Riders can have underlying skeletal issues such as a crooked pelvis from a fall, a car accident or just because they sleep in a position that pulls the pelvis to one side or for any other reason, over a period of time this will be reflected in your longer rides on your saddle pressure. For this reason we recommend you look at your saddle every 6 months - look for signs of wear and tear and replace at least every 4 years if you are a "regular" cyclist - whatever that means to you.
All backache should be acknowledged and addressed as this is often a sign of saddle fit that is just marked as "a long day in the saddle making my back sore"
Saddles that are too wide for the sit bones and pelvis can force the rider to tip forward, putting more weight onto the hands and pressure up the arms and shoulders.
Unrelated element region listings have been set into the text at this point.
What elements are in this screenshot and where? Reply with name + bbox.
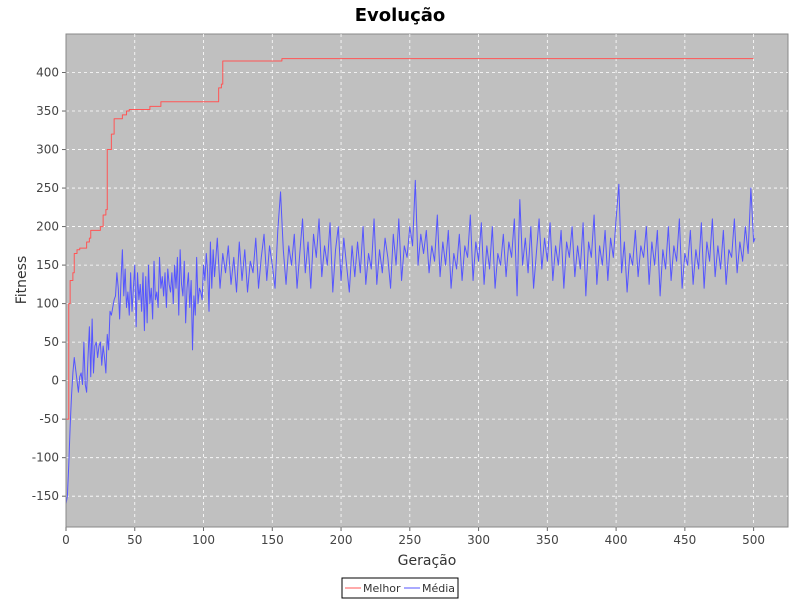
x-tick-label: 150 (261, 533, 284, 547)
x-tick-label: 400 (605, 533, 628, 547)
y-tick-label: 0 (51, 374, 59, 388)
y-tick-label: 400 (36, 66, 59, 80)
legend-box (341, 577, 459, 599)
legend: Melhor Média (341, 577, 459, 599)
x-tick-label: 450 (673, 533, 696, 547)
y-tick-label: 350 (36, 104, 59, 118)
plot-area (65, 33, 789, 528)
x-axis-label: Geração (398, 553, 457, 569)
y-tick-label: 200 (36, 220, 59, 234)
y-tick-label: 150 (36, 258, 59, 272)
x-tick-label: 500 (742, 533, 765, 547)
x-tick-label: 300 (467, 533, 490, 547)
x-tick-label: 50 (127, 533, 142, 547)
series-line-media (65, 179, 756, 504)
y-tick-label: -150 (32, 489, 59, 503)
y-tick-label: 300 (36, 143, 59, 157)
x-tick-label: 350 (536, 533, 559, 547)
x-tick-label: 250 (398, 533, 421, 547)
y-axis-label: Fitness (14, 256, 30, 305)
series-layer (65, 58, 756, 504)
y-tick-label: -100 (32, 451, 59, 465)
axes: 0 50 100 150 200 250 300 350 400 450 500-150-100-5… (32, 34, 788, 547)
y-tick-label: -50 (39, 412, 59, 426)
legend-label-melhor: Melhor (363, 582, 401, 595)
legend-label-media: Média (422, 582, 455, 595)
y-tick-label: 50 (44, 335, 59, 349)
series-line-melhor (66, 58, 754, 420)
x-tick-label: 200 (330, 533, 353, 547)
y-tick-label: 250 (36, 181, 59, 195)
x-tick-label: 0 (62, 533, 70, 547)
chart-title: Evolução (355, 5, 446, 26)
y-tick-label: 100 (36, 297, 59, 311)
x-tick-label: 100 (192, 533, 215, 547)
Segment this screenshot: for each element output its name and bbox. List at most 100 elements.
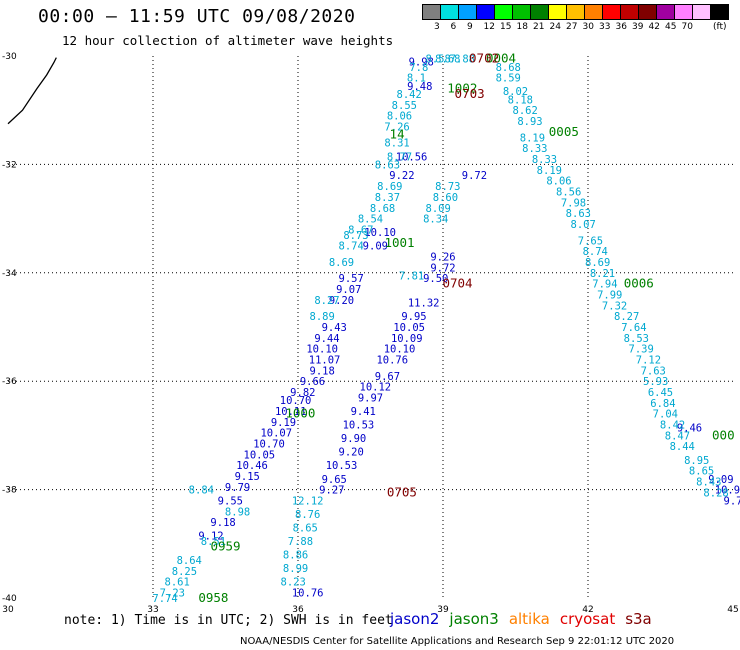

This can in turn give rise to neck and shoulder pain.
A saddle that is too narrow can also manifest as putting pressure onto the hands but it also feels "as if your bum cheeks (sit bones) are fighting for space on the saddle- this can cause pinch points - very quickly will produce saddle sores (rubbing and actual broken skin) so many people tend to go wider than narrower.
When choosing a saddle take into account the riding position which is most comfortable to you, for example is it comfortable to ride upright or slightly more aggressively.
Physical characteristics of all cyclists make some saddles more comfortable than others and some riders require a number of saddle trials before finding "THE ONE"
This is why we offer a 30 day trial on all saddles, the only way to find out if the saddle is the right shape and design for you is to ride in it for an extended period of time.
Pain related to cycling is not just “one of those things” and often we can help, even customers who have always felt uncomfortable in the pelvic area can be comfortable if the right seat is made for them, we all want comfort for our cyclists please don't settle for "the saddle that came with my bike" We are very experienced in helping riders find comfort to continue to enjoy your saddle time.